Eh bien, puisqu’il en est ainsi, je n’ai pas à hésiter, lorsque j’ai faim, à employer les moyens qui sont à ma disposition, au risque de faire des victimes ! Les patrons, lorsqu’ils renvoient des ouvriers, s’inquiètent-ils s’ils vont mourir de faim ? Tous ceux qui ont du superflu s’occupent-ils s’il y a des gens qui manquent des choses nécessaires ?

Il y en a bien quelques-uns qui donnent des secours, mais ils sont impuissants à soulager tous ceux qui sont dans la nécessité et qui mourront prématurément par suite des privations de toutes sortes, ou volontairement par les suicides de tous genres pour mettre fin à une existence misérable et ne pas avoir à supporter les rigueurs de la faim, les hontes et les humiliations sans nombre, et sans espoir de les voir finir. Ainsi ils ont la famille Hayem et la femme Souhain qui a donné la mort à ses enfants pour ne pas les voir plus longtemps souffrir, et toutes les femmes qui, dans la crainte de ne pas pouvoir nourrir un enfant, n’hésitent pas à compromettre leur santé et leur vie en détruisant dans leur sein le fruit de leurs amours.
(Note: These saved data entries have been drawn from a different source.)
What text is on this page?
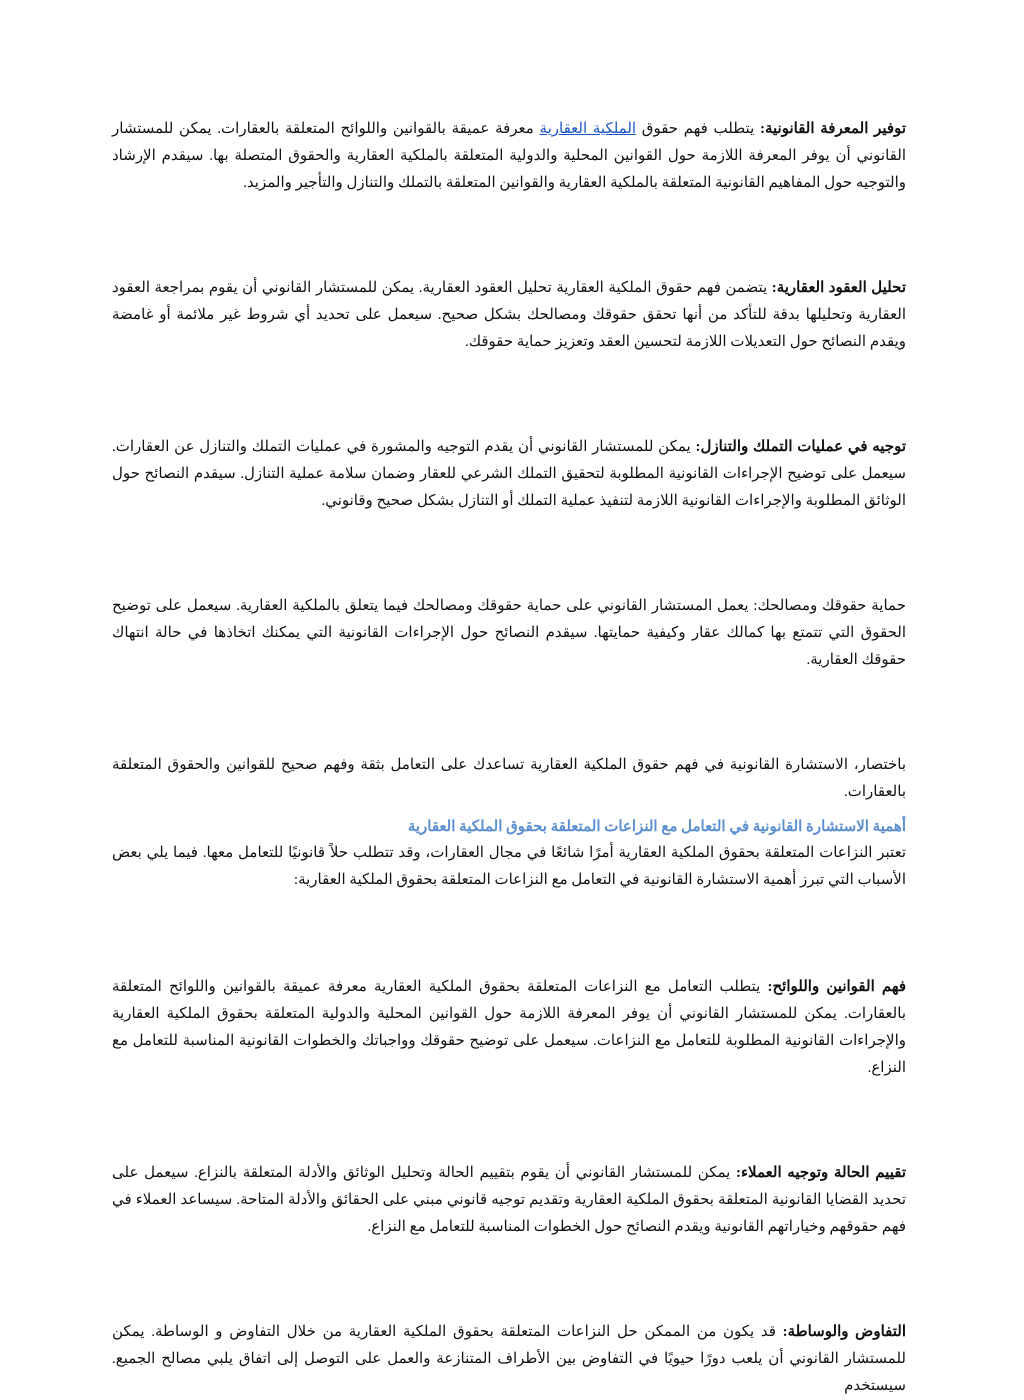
توفير المعرفة القانونية: يتطلب فهم حقوق الملكية العقارية معرفة عميقة بالقوانين واللوائح المتعلقة بالعقارات. يمكن للمستشار القانوني أن يوفر المعرفة اللازمة حول القوانين المحلية والدولية المتعلقة بالملكية العقارية والحقوق المتصلة بها. سيقدم الإرشاد والتوجيه حول المفاهيم القانونية المتعلقة بالملكية العقارية والقوانين المتعلقة بالتملك والتنازل والتأجير والمزيد.

تحليل العقود العقارية: يتضمن فهم حقوق الملكية العقارية تحليل العقود العقارية. يمكن للمستشار القانوني أن يقوم بمراجعة العقود العقارية وتحليلها بدقة للتأكد من أنها تحقق حقوقك ومصالحك بشكل صحيح. سيعمل على تحديد أي شروط غير ملائمة أو غامضة ويقدم النصائح حول التعديلات اللازمة لتحسين العقد وتعزيز حماية حقوقك.

توجيه في عمليات التملك والتنازل: يمكن للمستشار القانوني أن يقدم التوجيه والمشورة في عمليات التملك والتنازل عن العقارات. سيعمل على توضيح الإجراءات القانونية المطلوبة لتحقيق التملك الشرعي للعقار وضمان سلامة عملية التنازل. سيقدم النصائح حول الوثائق المطلوبة والإجراءات القانونية اللازمة لتنفيذ عملية التملك أو التنازل بشكل صحيح وقانوني.

حماية حقوقك ومصالحك: يعمل المستشار القانوني على حماية حقوقك ومصالحك فيما يتعلق بالملكية العقارية. سيعمل على توضيح الحقوق التي تتمتع بها كمالك عقار وكيفية حمايتها. سيقدم النصائح حول الإجراءات القانونية التي يمكنك اتخاذها في حالة انتهاك حقوقك العقارية.

باختصار، الاستشارة القانونية في فهم حقوق الملكية العقارية تساعدك على التعامل بثقة وفهم صحيح للقوانين والحقوق المتعلقة بالعقارات.

أهمية الاستشارة القانونية في التعامل مع النزاعات المتعلقة بحقوق الملكية العقارية

تعتبر النزاعات المتعلقة بحقوق الملكية العقارية أمرًا شائعًا في مجال العقارات، وقد تتطلب حلاً قانونيًا للتعامل معها. فيما يلي بعض الأسباب التي تبرز أهمية الاستشارة القانونية في التعامل مع النزاعات المتعلقة بحقوق الملكية العقارية:

فهم القوانين واللوائح: يتطلب التعامل مع النزاعات المتعلقة بحقوق الملكية العقارية معرفة عميقة بالقوانين واللوائح المتعلقة بالعقارات. يمكن للمستشار القانوني أن يوفر المعرفة اللازمة حول القوانين المحلية والدولية المتعلقة بحقوق الملكية العقارية والإجراءات القانونية المطلوبة للتعامل مع النزاعات. سيعمل على توضيح حقوقك وواجباتك والخطوات القانونية المناسبة للتعامل مع النزاع.

تقييم الحالة وتوجيه العملاء: يمكن للمستشار القانوني أن يقوم بتقييم الحالة وتحليل الوثائق والأدلة المتعلقة بالنزاع. سيعمل على تحديد القضايا القانونية المتعلقة بحقوق الملكية العقارية وتقديم توجيه قانوني مبني على الحقائق والأدلة المتاحة. سيساعد العملاء في فهم حقوقهم وخياراتهم القانونية ويقدم النصائح حول الخطوات المناسبة للتعامل مع النزاع.

التفاوض والوساطة: قد يكون من الممكن حل النزاعات المتعلقة بحقوق الملكية العقارية من خلال التفاوض و الوساطة. يمكن للمستشار القانوني أن يلعب دورًا حيويًا في التفاوض بين الأطراف المتنازعة والعمل على التوصل إلى اتفاق يلبي مصالح الجميع. سيستخدم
Et toutes ces choses se passent au milieu de l’abondance de toutes espèces de produits ! On comprendrait que cela ait lieu dans un pays où les produits sont rares, où il y a la famine.

Mais en France, où règne l’abondance, où les boucheries sont bondées de viande, les boulangeries de pain, où les vêtements, les chaussures sont entassés dans les magasins, où il y a des logements inoccupés !
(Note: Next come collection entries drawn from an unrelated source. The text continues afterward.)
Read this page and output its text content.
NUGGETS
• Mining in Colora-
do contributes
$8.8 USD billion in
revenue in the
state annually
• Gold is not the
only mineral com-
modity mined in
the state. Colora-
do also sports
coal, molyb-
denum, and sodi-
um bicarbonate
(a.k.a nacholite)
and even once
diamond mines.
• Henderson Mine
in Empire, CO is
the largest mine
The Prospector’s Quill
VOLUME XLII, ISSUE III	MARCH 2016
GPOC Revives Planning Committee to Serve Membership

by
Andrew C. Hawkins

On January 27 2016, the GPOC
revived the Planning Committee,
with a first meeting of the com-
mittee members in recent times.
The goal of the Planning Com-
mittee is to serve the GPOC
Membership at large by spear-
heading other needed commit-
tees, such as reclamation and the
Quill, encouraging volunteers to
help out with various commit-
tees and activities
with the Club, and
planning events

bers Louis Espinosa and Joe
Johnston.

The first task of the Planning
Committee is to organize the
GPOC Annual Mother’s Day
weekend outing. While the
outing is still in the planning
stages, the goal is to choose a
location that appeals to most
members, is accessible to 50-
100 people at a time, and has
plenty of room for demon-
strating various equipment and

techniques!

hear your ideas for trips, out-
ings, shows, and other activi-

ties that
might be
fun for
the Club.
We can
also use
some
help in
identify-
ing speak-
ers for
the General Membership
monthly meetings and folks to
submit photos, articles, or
Comment admettre que tout est bien dans la société, quand le contraire se voit d’une façon aussi claire ?

Il y a bien des gens qui plaindront toutes ces victimes, mais qui vous diront qu’ils n’y peuvent rien.

Que chacun se débrouille comme il peut !

Que peut-il faire, celui qui manque du nécessaire en travaillant, s’il vient à chômer ? Il n’a qu’à se laisser mourir de faim. Alors on jettera quelques paroles de pitié sur son cadavre. C’est ce que j’ai voulu laisser à d’autres. J’ai préféré me faire contrebandier, faux monnayeur, voleur, meurtrier et assassin. J’aurais pu mendier : c’est dégradant et lâche et c’est même puni par vos lois qui font un délit de la misère. Si tous les nécessiteux, au lieu d’attendre, prenaient où il y a et par n’importe quel moyen, les satisfaits comprendraient peut-être plus vite qu’il y a danger à vouloir consacrer l’état social actuel, où l’inquiétude est permanente et la vie menacée à chaque instant.
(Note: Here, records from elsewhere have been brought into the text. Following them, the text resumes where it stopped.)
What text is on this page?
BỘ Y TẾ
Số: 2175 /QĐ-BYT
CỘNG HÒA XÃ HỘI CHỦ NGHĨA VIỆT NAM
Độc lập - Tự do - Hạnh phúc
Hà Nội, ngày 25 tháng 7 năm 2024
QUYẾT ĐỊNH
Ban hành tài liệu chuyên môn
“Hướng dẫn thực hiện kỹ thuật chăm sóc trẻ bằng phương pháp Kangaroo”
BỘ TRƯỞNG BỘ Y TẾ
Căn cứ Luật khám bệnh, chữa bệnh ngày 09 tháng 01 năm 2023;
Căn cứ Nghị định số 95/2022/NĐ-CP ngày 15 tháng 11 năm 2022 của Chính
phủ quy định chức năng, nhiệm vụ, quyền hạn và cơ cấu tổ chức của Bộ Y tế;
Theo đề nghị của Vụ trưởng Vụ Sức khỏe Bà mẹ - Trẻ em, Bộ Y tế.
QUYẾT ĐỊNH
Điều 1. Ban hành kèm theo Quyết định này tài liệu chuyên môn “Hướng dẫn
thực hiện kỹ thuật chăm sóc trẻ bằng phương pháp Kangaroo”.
On finira sans doute plus vite par comprendre que les anarchistes ont raison lorsqu’ils disent que pour avoir la tranquillité morale et physique, il faut détruire les causes qui engendrent les crimes et les criminels : ce n’est pas en supprimant celui qui, plutôt que de mourir d’une mort lente par suite des privations qu’il a eues et aurait à supporter, sans espoir de les voir finir, préfère, s’il a un peu d’énergie, prendre violemment ce qui peut lui assurer le bien-être, même au risque de sa mort qui ne peut être qu’un terme à ses souffrances. Voilà pourquoi j’ai commis les actes que l’on me reproche et qui ne sont que la conséquence logique de l’état barbare d’une société qui ne fait qu’augmenter le nombre de ses victimes par la rigueur de ses lois qui sévissent contre les effets sans jamais toucher aux causes ; on dit qu’il faut être cruel pour donner la mort à son semblable, mais ceux qui parlent ainsi ne voient pas qu’on ne s’y résout que pour l’éviter soi-même.

De même, vous, messieurs les jurés, qui, sans doute, allez me condamner à la peine de mort, parce que vous croirez que c’est une nécessité et que ma disparition sera une satisfaction pour vous qui avez horreur de voir couler le sang humain, mais qui, lorsque vous croirez qu’il sera utile de le verser pour assurer la sécurité de votre existence, vous n’hésiterez pas plus que moi à le faire, avec cette différence que vous le ferez sans courir aucun danger, tandis que, au contraire, moi j’agissais aux risques et périls de ma liberté et de ma vie.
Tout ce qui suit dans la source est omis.